Ernsthafter QRP-Betrieb bietet den Anreiz, sich intensiv mit effektiven Antennen, Ausbreitungsbedingungen und natuerlich auch geeigneten Betriebsarten (also CW) auseinanderzusetzen. Zu lernen, wie und wann man mit 5W eine DX-Station erreicht, an der der 100W-Funker, der nur ins DX-Cluster schaut verzweifelt. Zu begreifen, dass der Unterschied von 13dB zu 100W oder 21dB zu 750W selten mal egal ist, oft aber Welten ausmacht, und sich entsprechend zu verhalten.
Aus der Sicht des QRO-Funkers, DXers und Contesters allerdings, tut keiner der QRPer dies.
QRPer sind die, die im Pileup statt ihres Rufzeichens staendig ein mitleiderregendes "/QRP /QRP" senden. Diejenigen, die auf deinen CQ DX-ruf auf 80m antworten und gerade stark genug sind um zu verhindern, dass man den anrufenden VK noch arbeiten kann. Und dann nicht verstehen, dass man nur VK will und auf das "VK6?" mit "NO DK.../QRP DK.../QRP /QRP" antworten. Ja, und die QRPer funken ohnehin immer nur mit Handtaste, vergrabener EH-Antenne und rufen dich dann im Contest auf 40m 150Hz neben der Frequenz an und brauchen dann fuer den Ziffernaustausch so lange, dass in der Zwischenzeit jemand die Running-Frequenz gekapert hat. Und das alles nur, weil man nett zum QRPer sein wollte! Keine Frage, QRP ist Schrott.

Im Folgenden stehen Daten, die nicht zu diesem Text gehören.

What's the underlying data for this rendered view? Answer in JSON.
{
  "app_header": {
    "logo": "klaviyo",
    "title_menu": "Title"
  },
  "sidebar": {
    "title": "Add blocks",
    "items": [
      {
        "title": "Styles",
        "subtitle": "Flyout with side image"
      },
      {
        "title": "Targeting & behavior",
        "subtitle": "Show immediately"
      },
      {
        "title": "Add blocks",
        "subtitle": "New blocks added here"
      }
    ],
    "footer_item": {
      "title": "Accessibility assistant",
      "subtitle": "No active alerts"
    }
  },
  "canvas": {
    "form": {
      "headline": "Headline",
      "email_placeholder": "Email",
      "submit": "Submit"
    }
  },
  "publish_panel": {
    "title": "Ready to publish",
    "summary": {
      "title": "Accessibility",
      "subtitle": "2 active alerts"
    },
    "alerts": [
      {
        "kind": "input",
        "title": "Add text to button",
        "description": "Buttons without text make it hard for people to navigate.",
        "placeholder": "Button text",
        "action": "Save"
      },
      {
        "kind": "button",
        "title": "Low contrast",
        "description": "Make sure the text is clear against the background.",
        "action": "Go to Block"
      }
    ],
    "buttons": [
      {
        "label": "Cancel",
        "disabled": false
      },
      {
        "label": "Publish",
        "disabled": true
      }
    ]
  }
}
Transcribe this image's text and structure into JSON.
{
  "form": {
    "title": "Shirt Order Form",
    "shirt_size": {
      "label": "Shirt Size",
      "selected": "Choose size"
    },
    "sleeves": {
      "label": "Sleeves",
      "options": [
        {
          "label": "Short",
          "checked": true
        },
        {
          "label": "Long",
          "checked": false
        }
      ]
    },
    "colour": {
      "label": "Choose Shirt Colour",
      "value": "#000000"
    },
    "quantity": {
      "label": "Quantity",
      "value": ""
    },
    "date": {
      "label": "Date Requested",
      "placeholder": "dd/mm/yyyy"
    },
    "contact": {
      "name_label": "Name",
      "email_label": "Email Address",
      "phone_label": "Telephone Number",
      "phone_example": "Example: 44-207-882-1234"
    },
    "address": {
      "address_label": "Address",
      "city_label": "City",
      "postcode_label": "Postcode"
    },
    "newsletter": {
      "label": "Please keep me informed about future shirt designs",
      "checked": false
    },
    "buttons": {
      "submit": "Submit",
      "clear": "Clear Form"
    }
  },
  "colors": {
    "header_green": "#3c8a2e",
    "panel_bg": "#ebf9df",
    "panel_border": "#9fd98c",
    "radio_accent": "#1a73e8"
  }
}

Die Wahrheit liegt natuerlich irgendwo dazwischen. Die Welt in QRP und QRO zu unterteilen scheitert ohnehin ganz schnell daran, dass die Definition von "QRP" als alles was unter 5W Senderausgangsleistung liegt, ziemlicher Bloedsinn ist (und eine Einteilung nach ERP waere ebenso wenig zweckmaessig). QRP im Sinne von Selbstbau ist eine tolle Sache; das erste QSO mit einem selbst gebauten Geraet ist mehr wert als jedes neue DXCC-Land. Portabelbetrieb mit QRP macht riesigen Spass, usw. QRP-Betrieb mit einem FT1000MP, obwohl man ohne Not 100W machen kann, und den QSO-Partner mit einem schwachen Signal zu quaelen gehoert zu den Begleiterscheinungen von QRP die weniger gut gefallen, kommt aber vor.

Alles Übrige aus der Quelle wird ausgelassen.